In fact, these shots are so close up and transient that they abstract form from normal objects. A thumb is isolated into a strange, obscure shape – well, at least until it performs an identifying action (like clicking a lighter to make flame appear). The sound design is equally quick and close. Movements are stamped by exotic sound effects that are as narrowly-focused and fleeting as the visuals. For example, a bizarre, harsh, machine-like buzz sound accompanies the visual action of a pupil dilating rapidly. When these shots are cut successively, they only allow the audience to derive immediate sensory impressions.

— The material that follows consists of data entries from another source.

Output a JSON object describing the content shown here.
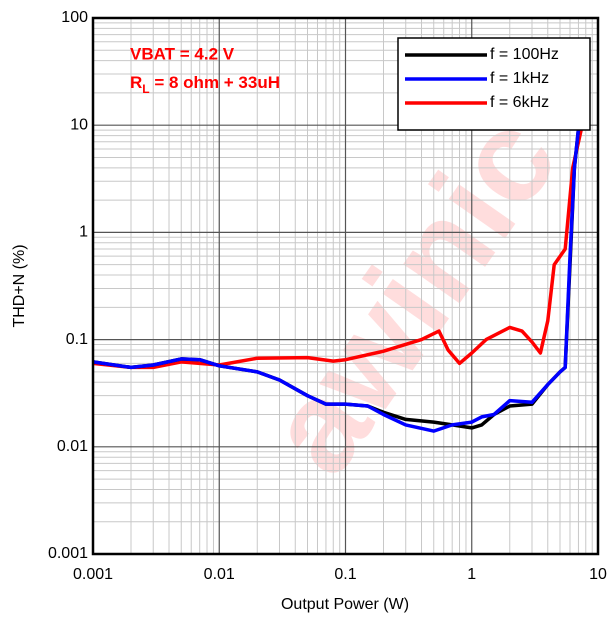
{
  "chart_data": {
    "type": "line",
    "xlabel": "Output Power (W)",
    "ylabel": "THD+N (%)",
    "annotations": [
      {
        "text": "VBAT = 4.2 V"
      },
      {
        "text": "R",
        "sub": "L",
        "rest": " = 8 ohm + 33uH"
      }
    ],
    "watermark": "awinic",
    "xscale": "log",
    "yscale": "log",
    "grid": true,
    "legend": "upper right",
    "xlim": [
      0.001,
      10
    ],
    "ylim": [
      0.001,
      100
    ],
    "xticks": [
      0.001,
      0.01,
      0.1,
      1,
      10
    ],
    "yticks": [
      0.001,
      0.01,
      0.1,
      1,
      10,
      100
    ],
    "series": [
      {
        "name": "f = 100Hz",
        "color": "#000000",
        "x": [
          0.001,
          0.002,
          0.003,
          0.005,
          0.007,
          0.01,
          0.02,
          0.03,
          0.05,
          0.07,
          0.1,
          0.15,
          0.2,
          0.3,
          0.5,
          0.7,
          1,
          1.2,
          1.5,
          2,
          3,
          4,
          5,
          5.5,
          6,
          6.5,
          7.5
        ],
        "values": [
          0.062,
          0.055,
          0.058,
          0.066,
          0.065,
          0.057,
          0.05,
          0.042,
          0.03,
          0.025,
          0.025,
          0.024,
          0.021,
          0.018,
          0.017,
          0.016,
          0.015,
          0.016,
          0.02,
          0.024,
          0.025,
          0.038,
          0.05,
          0.055,
          0.5,
          4,
          20
        ]
      },
      {
        "name": "f = 1kHz",
        "color": "#0000ff",
        "x": [
          0.001,
          0.002,
          0.003,
          0.005,
          0.007,
          0.01,
          0.02,
          0.03,
          0.05,
          0.07,
          0.1,
          0.15,
          0.2,
          0.3,
          0.5,
          0.7,
          1,
          1.2,
          1.5,
          2,
          3,
          4,
          5,
          5.5,
          6,
          6.5,
          7.5
        ],
        "values": [
          0.062,
          0.055,
          0.058,
          0.066,
          0.065,
          0.057,
          0.05,
          0.042,
          0.03,
          0.025,
          0.025,
          0.024,
          0.02,
          0.016,
          0.014,
          0.016,
          0.017,
          0.019,
          0.02,
          0.027,
          0.026,
          0.038,
          0.05,
          0.055,
          0.6,
          4,
          20
        ]
      },
      {
        "name": "f = 6kHz",
        "color": "#ff0000",
        "x": [
          0.001,
          0.002,
          0.003,
          0.005,
          0.01,
          0.02,
          0.05,
          0.08,
          0.1,
          0.2,
          0.4,
          0.55,
          0.65,
          0.8,
          1,
          1.3,
          2,
          2.5,
          3,
          3.5,
          4,
          4.5,
          5.5,
          6.3,
          7.5,
          8
        ],
        "values": [
          0.06,
          0.055,
          0.055,
          0.062,
          0.058,
          0.067,
          0.068,
          0.063,
          0.065,
          0.078,
          0.1,
          0.12,
          0.08,
          0.06,
          0.075,
          0.1,
          0.13,
          0.12,
          0.095,
          0.075,
          0.15,
          0.5,
          0.7,
          4,
          10,
          25
        ]
      }
    ]
  }
}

Besides their collective effect, each individual shot is glorious. The lighting within each image is intense and stunning. The performance is purposeful and sharply-timed. The framing is crisp and beautiful. Each ECU shot is honed to surrealistic perfection. Each individual sound is also refined to perfection – exotic and crisp and loud and focused – before it is implemented to precisely accent a visual movement. A tiny movement becomes a grand performance. Everything is glorified. Everything is dramatic. Everything is attractive.

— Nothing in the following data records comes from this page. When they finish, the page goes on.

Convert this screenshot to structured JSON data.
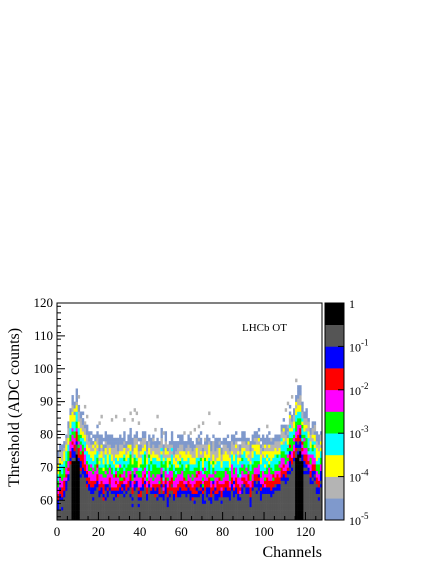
{
  "chart_data": {
    "type": "heatmap",
    "title": "",
    "xlabel": "Channels",
    "ylabel": "Threshold (ADC counts)",
    "annotation": "LHCb OT",
    "xlim": [
      0,
      128
    ],
    "ylim": [
      54,
      120
    ],
    "xticks": [
      "0",
      "20",
      "40",
      "60",
      "80",
      "100",
      "120"
    ],
    "yticks": [
      "60",
      "70",
      "80",
      "90",
      "100",
      "110",
      "120"
    ],
    "colorbar": {
      "scale": "log",
      "range": [
        1e-05,
        1
      ],
      "labels": [
        {
          "base": "1",
          "exp": "",
          "value": 1
        },
        {
          "base": "10",
          "exp": "-1",
          "value": 0.1
        },
        {
          "base": "10",
          "exp": "-2",
          "value": 0.01
        },
        {
          "base": "10",
          "exp": "-3",
          "value": 0.001
        },
        {
          "base": "10",
          "exp": "-4",
          "value": 0.0001
        },
        {
          "base": "10",
          "exp": "-5",
          "value": 1e-05
        }
      ],
      "colors": [
        "#7f99cc",
        "#b4b4b4",
        "#ffff00",
        "#00ffff",
        "#00ff00",
        "#ff00ff",
        "#ff0000",
        "#0000ff",
        "#555555",
        "#000000"
      ]
    },
    "profile": {
      "description_x": [
        0,
        3,
        6,
        8,
        9,
        10,
        12,
        16,
        22,
        30,
        40,
        60,
        80,
        95,
        105,
        110,
        113,
        116,
        117,
        118,
        120,
        124,
        128
      ],
      "top": [
        73,
        78,
        85,
        90,
        92,
        90,
        84,
        80,
        79,
        79,
        79,
        78,
        78,
        79,
        80,
        82,
        86,
        92,
        93,
        92,
        86,
        82,
        80
      ]
    }
  }
}
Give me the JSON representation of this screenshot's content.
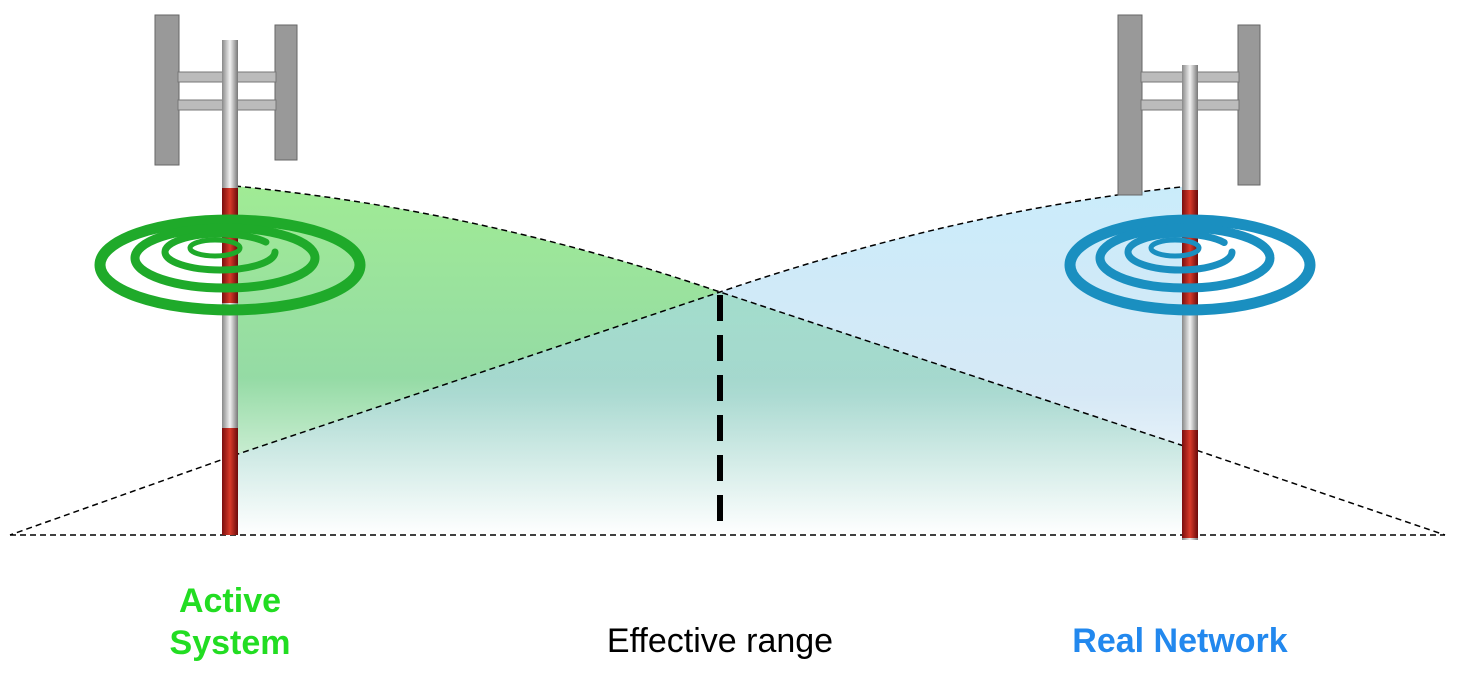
{
  "labels": {
    "left": "Active System",
    "center": "Effective range",
    "right": "Real Network"
  }
}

We are captivated by the beauty and drama in these shots and sounds and by their collective pulsing rhythm. It’s a sensational work of vicious fragmentation. Immersive. Hypnotising. Affective. Visceral. These montages may conceal the larger picture, but they reveal so much more about what is happening – specifically with the characters – than anything else could afford. They translate impulse impression to the audience – reflex-like, basal feeling that helps them empathise and identify with certain characters.


This video combines and mixes a variety of Aronofsky’s quick-cut ECU montages. It should be noted, however, that Aronofsky usually uses short montages to momentarily punctuate a scene.


I actually made a Korsakow film in second year that was originally inspired by Aronofsky’s quick-cut ECU montage. It commented on banal activities of everyday life, likening ‘normal’ experiences and mundane habits and behaviours to more extreme addictions by isolating their common qualities of rush, intimacy, and fragmentation.